In summary, there is a lot of gray area here. Learning how to answer queries around sensitive topics is an open research area for OpenAI and other AI model developers.
Deliberative alignment seems to have improved the fit for OpenAI’s o-series models—that is, the models answered more questions that OpenAI considered safe and rejected those that were unsafe. In a benchmark called Pareto, which measures a model’s resistance to common jailbreaks, StrongREJECT (12), o1-preview outperformed GPT-4o, Gemini 1.5 Flash, and Claude 3.5 Sonnet.
“(Advisory matching) is the first approach to directly teach a model the text of its security specifications and train the model to reason about those specifications during inference,” OpenAI said. blog accompanies the study. “This results in safer responses that are appropriately calibrated in a given context.”
Although consultative adaptation occurred in the inference phase, this method also included some new methods in the post-training phase. Usually, thousands of people are required after training Contracted through companies like Scale AI, Labeling and generating responses to train AI models.
However, OpenAI says it developed this method without using any human-written responses or chains of thought. Instead, the company used synthetic data: examples to learn from an AI model generated by another AI model.
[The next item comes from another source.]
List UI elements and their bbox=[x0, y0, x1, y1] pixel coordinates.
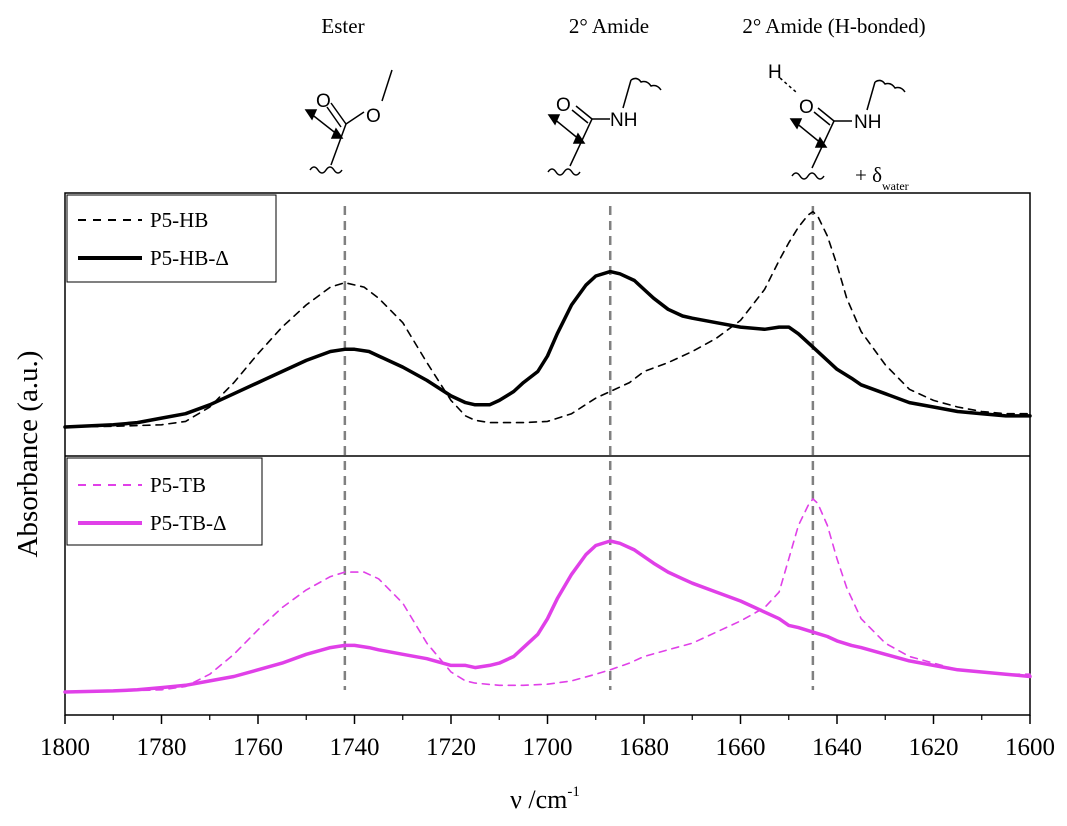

There are often concerns about quality when using synthetic data, but OpenAI says it was able to achieve high accuracy in this case.
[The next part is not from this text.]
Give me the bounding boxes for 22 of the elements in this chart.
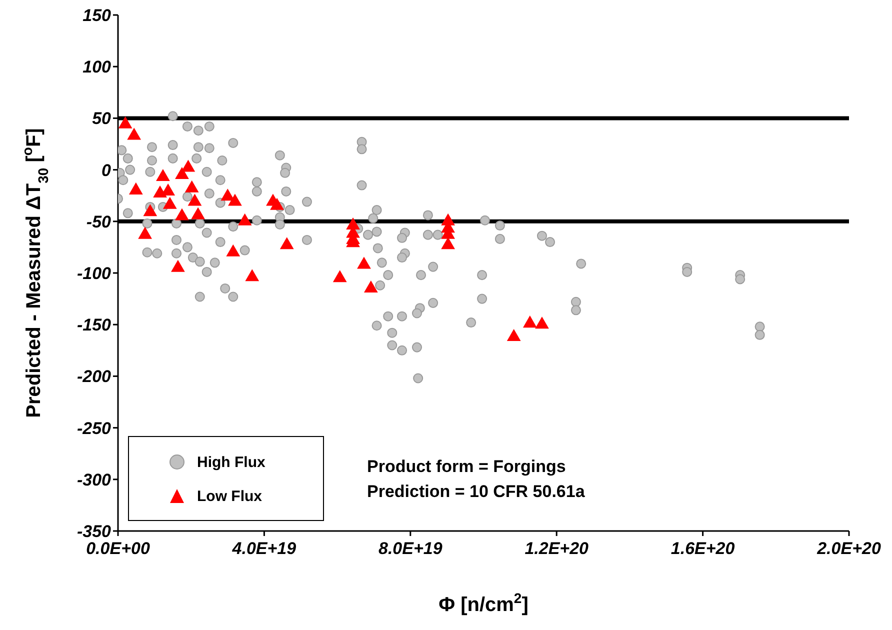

OpenAI tasked its internal reasoning model with generating examples of thought-chain responses that refer to different parts of a company’s security policy. To evaluate whether these patterns are good or bad, OpenAI used another built-in AI reasoning model, which it calls a “judge.”
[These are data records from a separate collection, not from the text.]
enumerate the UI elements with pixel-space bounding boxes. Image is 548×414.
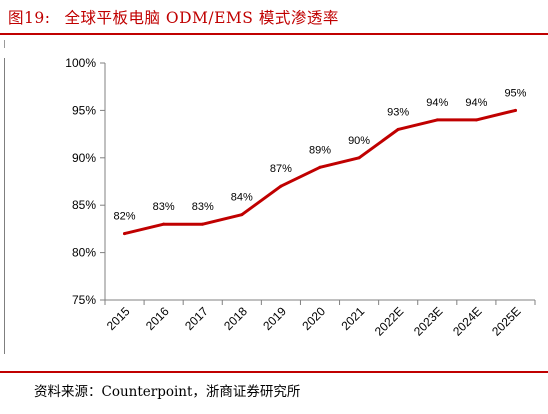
series-group [123, 108, 517, 236]
figure-title-text: 全球平板电脑 ODM/EMS 模式渗透率 [64, 9, 339, 27]
data-label: 83% [192, 201, 214, 213]
figure-title: 图19: 全球平板电脑 ODM/EMS 模式渗透率 [8, 6, 339, 28]
data-label: 83% [153, 201, 175, 213]
data-point [396, 127, 400, 131]
data-point [279, 184, 283, 188]
x-tick-label: 2016 [143, 304, 172, 333]
data-label: 90% [348, 135, 370, 147]
left-margin-rule [4, 58, 5, 354]
data-label: 84% [231, 192, 253, 204]
x-tick-label: 2020 [299, 304, 328, 333]
left-margin-marker [4, 40, 5, 48]
y-tick-label: 75% [72, 293, 96, 307]
x-tick-label: 2025E [489, 304, 523, 338]
data-label: 89% [309, 144, 331, 156]
data-point [201, 222, 205, 226]
x-tick-label: 2015 [104, 304, 133, 333]
data-label: 82% [114, 211, 136, 223]
data-label: 95% [504, 87, 526, 99]
y-axis: 75% 80% 85% 90% 95% 100% [65, 56, 106, 307]
x-tick-label: 2018 [221, 304, 250, 333]
y-tick-label: 85% [72, 198, 96, 212]
data-point [162, 222, 166, 226]
y-tick-label: 90% [72, 151, 96, 165]
line-chart: 75% 80% 85% 90% 95% 100% 2015 2016 2017 2018 2019… [65, 56, 536, 339]
x-tick-label: 2017 [182, 304, 211, 333]
data-label: 94% [426, 97, 448, 109]
x-tick-label: 2023E [411, 304, 445, 338]
data-point [357, 156, 361, 160]
chart-area: 75% 80% 85% 90% 95% 100% 2015 2016 2017 2018 2019… [0, 36, 548, 370]
x-tick-label: 2022E [372, 304, 406, 338]
data-point [123, 232, 127, 236]
y-tick-label: 80% [72, 246, 96, 260]
data-point [240, 213, 244, 217]
data-labels: 82% 83% 83% 84% 87% 89% 90% 93% 94% 94% 95% [114, 87, 527, 222]
y-tick-label: 100% [65, 56, 96, 70]
x-tick-label: 2021 [338, 304, 367, 333]
y-tick-label: 95% [72, 103, 96, 117]
data-point [435, 118, 439, 122]
x-tick-label: 2024E [450, 304, 484, 338]
figure-header: 图19: 全球平板电脑 ODM/EMS 模式渗透率 [0, 0, 548, 36]
x-axis: 2015 2016 2017 2018 2019 2020 2021 2022E 2023E 20… [104, 299, 536, 339]
data-label: 87% [270, 163, 292, 175]
x-tick-label: 2019 [260, 304, 289, 333]
series-line [123, 108, 517, 236]
data-point [474, 118, 478, 122]
data-point [513, 108, 517, 112]
figure-label: 图19: [8, 9, 51, 27]
title-divider [0, 33, 548, 35]
footer-divider [0, 371, 548, 373]
data-label: 93% [387, 106, 409, 118]
source-note: 资料来源：Counterpoint，浙商证券研究所 [34, 384, 301, 400]
data-point [318, 165, 322, 169]
data-label: 94% [465, 97, 487, 109]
The researchers then trained o1 and o3 on these samples, a phase known as supervised fine-tuning, so that the models would learn to imagine the relevant parts of the security policy when asked about sensitive topics. The reason OpenAI did this was because it asked o1 to read the company’s entire security policy — which is quite a long document — creating high latency and unnecessarily expensive computational costs.
Researchers at the company also say that OpenAI used the same “ruling” AI model for another post-training phase, called reinforcement learning, to evaluate the responses given by o1 and o3. Reinforcement learning and supervised fine-tuning are not new, but OpenAI says that using synthetic data to power these processes can offer a “scalable approach to smoothing.”
Of course, we’ll have to wait until it’s released to the public to judge how advanced and secure o3 is. The o3 model is planned to go on sale in 2025.
Overall, OpenAI says that deliberative compliance can be a way to ensure that AI reasoning models are consistent with human values moving forward. As thought models become more robust and given more agency, these security measures may become increasingly important to the company.